Harley-Davidson Financial Services has returned to the asset-backed securitization market with a $552.6 million transaction following a three-year hiatus, according to a pre-sale report from Moody’s Investors Service. The transaction will be HDFS’ first securitization since the captive issued a $301.8 million deal in 2016. The deal is expected to close June 26.
The securitization’s key credit strengths include “the collateral pool’s high-credit quality, financial strength and experience as a sponsor and servicer, as well as the build-up of enhancement as the pool amortizes,” according to the report. However, the deal faces challenges because of a decline in the resale values of Harley-Davidson motorcycles over the past five years, which was driven by a “continued influx of less expensive models from competitors and weaker demand,” the report noted.
Despite a three-year gap, the 2019 and 2016 transactions share several similarities. For instance, both have a weighted average FICO score above 750. Specifically, the 2019 deal’s average FICO is 757, while the 2016 deal had a 751 weighted FICO. There was a slight increase in loan terms, which grew to 71 months compared with 70 months in 2016.
While the 2019 transaction is “very similar” to the 2016 deal, it is “very different from the deals prior to that,” Robin Liu, assistant vice president at Moody’s Investors Service, told Powersports Finance.
Before taking a hiatus from the ABS market, HDFS made securitizations at least once per year and the average total portfolio amount was higher than the 2019 deal.
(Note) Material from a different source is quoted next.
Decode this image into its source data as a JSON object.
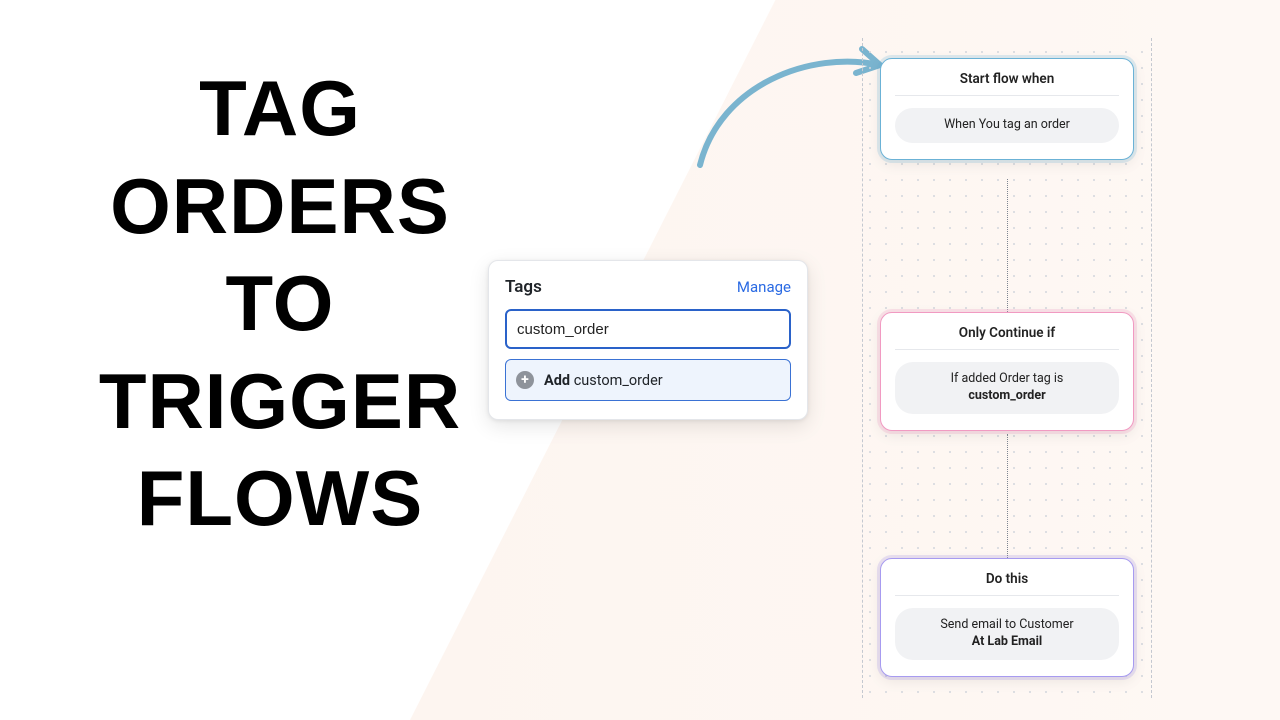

For example, the 2015 offering was 23.7% larger than the current $552.6 million transaction.
Additionally, the 2019 deal is primarily focused on prime borrowers, whereas prior transaction went deeper into the credit spectrum.
“[Harley] makes a distinction in terms of cutting off the credit quality of the pool, whereas in 2015 and prior deals they include receivables further down the credit spectrum,” Daniela Jayesuria, vice president of Moody’s Investors Service, told PSF. “You can see that the 2016-A and the pools for the 2019-A deal are quite significantly higher in terms of FICO and consequently also differ in APR, which again points to the credit quality. They have a minimum FICO of 670 for the 2016-A and 2019-A deals, which makes it more focused on prime quality borrowers.”